PIIL PESENGGIRI itu adalah sebuah Filsafat, filssfat itu adalah sebuah pemikiran yang radic atau mendalam. Falsafah Piil Pesenggiri memiliki kedalaman makna yang sebenarnya jauh melampaui eranya. Bila dibanding dengan beberapa falsafah daerah maka Falsafah lampung memiliki keunggulan luar biasa, keunggulan itu belum banyak mendapatkan perhatian baik dikalangan pendukung adat budaya dan apalagi komunitas dari luar.Oleh karena nya maka keunggulan Piil pesenggiri itu masih perlu disuarakan, dan diharapkan ada pihak pihak yang bersedia memposisikan dirinya sebagai vocal point Piil Pesenggiri secara sukarela, sehingga wawasan Piil Pesenggiri dapat dipahami baik oleh komunitas lain mapun apalagi komunitas Lampung itu sendiri.
Diawal mulanya yang menyiapkan diri sebagai juru bicara Piil Pesenggiri adalah Prof.Hilman Hadikusuma, walaupun yang meneliti secara lebih lengkap adalah Rizani Pupawijaya,SH. ketiuka beliau akan menyelesaikan studynya di Fakultas Huku Universitas Lampung, UNILA,Tetapi nampaknya yang memiliki kesempatan lebih banyak untuk menulis adalah Hilman Hadikusuma, sedang Rizanu Puspawijaya terjebak dalam kesibukan administratif, terkait jabatan yang dibebankan padanya di UNILA. Hampir semua pendukung budaya Lampung mengenal Piil Pesenggiri itu dari tulisan Prof. Hilman Hadikusuma., sebagai Guru Besar Hukum Adat di Fak Hukum UNILA.

Ketika Piil Pesenggri Tak Dipahami Sebagai falsafah.

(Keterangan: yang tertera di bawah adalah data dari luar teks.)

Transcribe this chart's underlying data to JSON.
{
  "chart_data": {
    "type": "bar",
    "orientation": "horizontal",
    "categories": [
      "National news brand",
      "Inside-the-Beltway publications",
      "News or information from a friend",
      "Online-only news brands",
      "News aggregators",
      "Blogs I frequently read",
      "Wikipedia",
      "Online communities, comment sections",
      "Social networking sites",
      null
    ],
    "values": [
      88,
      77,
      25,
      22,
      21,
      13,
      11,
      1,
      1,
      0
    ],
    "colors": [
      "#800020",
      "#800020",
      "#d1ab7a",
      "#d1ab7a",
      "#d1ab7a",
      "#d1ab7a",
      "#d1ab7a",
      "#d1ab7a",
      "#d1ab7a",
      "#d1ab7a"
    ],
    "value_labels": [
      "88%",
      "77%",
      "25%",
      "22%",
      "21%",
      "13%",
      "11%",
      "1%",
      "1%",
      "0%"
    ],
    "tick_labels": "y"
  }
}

Nampak ada sedikit kelengahan dalam tulisan tulisan yang ada dan bisa dibaca oleh masyarakat pendukung budaya Lampung prihal Piil Pesenggiri ini yang akibatnya sangat fatal, yaitu kericuhan dipenghujung pelaksanaan dialog kebudayaan Lampung yang menghadirikan banyak masyarakat adat, ada yang menilai bahwa Piil Pesenggiri ini adalah gagah gagahan, sementara ada yang memuji Piil Pesenggiri, yang pada saat itu sebenrnya penyusun makalah sudah menyusun dengan kalimat penuh ke hati hatian, tetapi flor bicara jauh lebih tajam. Perdebatan muncul berkali kali walaupun sudah membahas materi yang lain, Dan pada sesi terakhir kekisruhan itu memuncak, ketika ada peserta yang mengatakan secara sinis "Jangan dikira Gampang menjadi Orang Lampung"  ditimpali lagi oleh yang lain dengan berteriak, "Gak Usah Mengaku Ngaku Sebagai Orang Lampung Bila Bejuluk Tidak Dan Beadekpun Tidak" Baammm .... keributanpun memuncak dan Moderatorpun tak mampu menguasai sidang, ada beberapa orang yang seperti berteriak teriak. Pembahasan disudahi lantaran gelapnya hari. Saya akan laporkan kepada Mendikbud bahwa di Lampung masih menyisakan satu persoalan yang berat, persoalan itu namanya Piil Pesenggiri kata seorang Budayawan yang terkenal sebagai Wartawan tiga zaman  yang memang ditunjuk Menteri untuk mewakilinya. Maka jadilah Piil Pesenggiri itu sebagai sesuatu yang duhundari untuk dibahas.(Lihat tulisan saya Juluk Adek tanggal 11 April 2015, yang juga dimuat di Blog ini).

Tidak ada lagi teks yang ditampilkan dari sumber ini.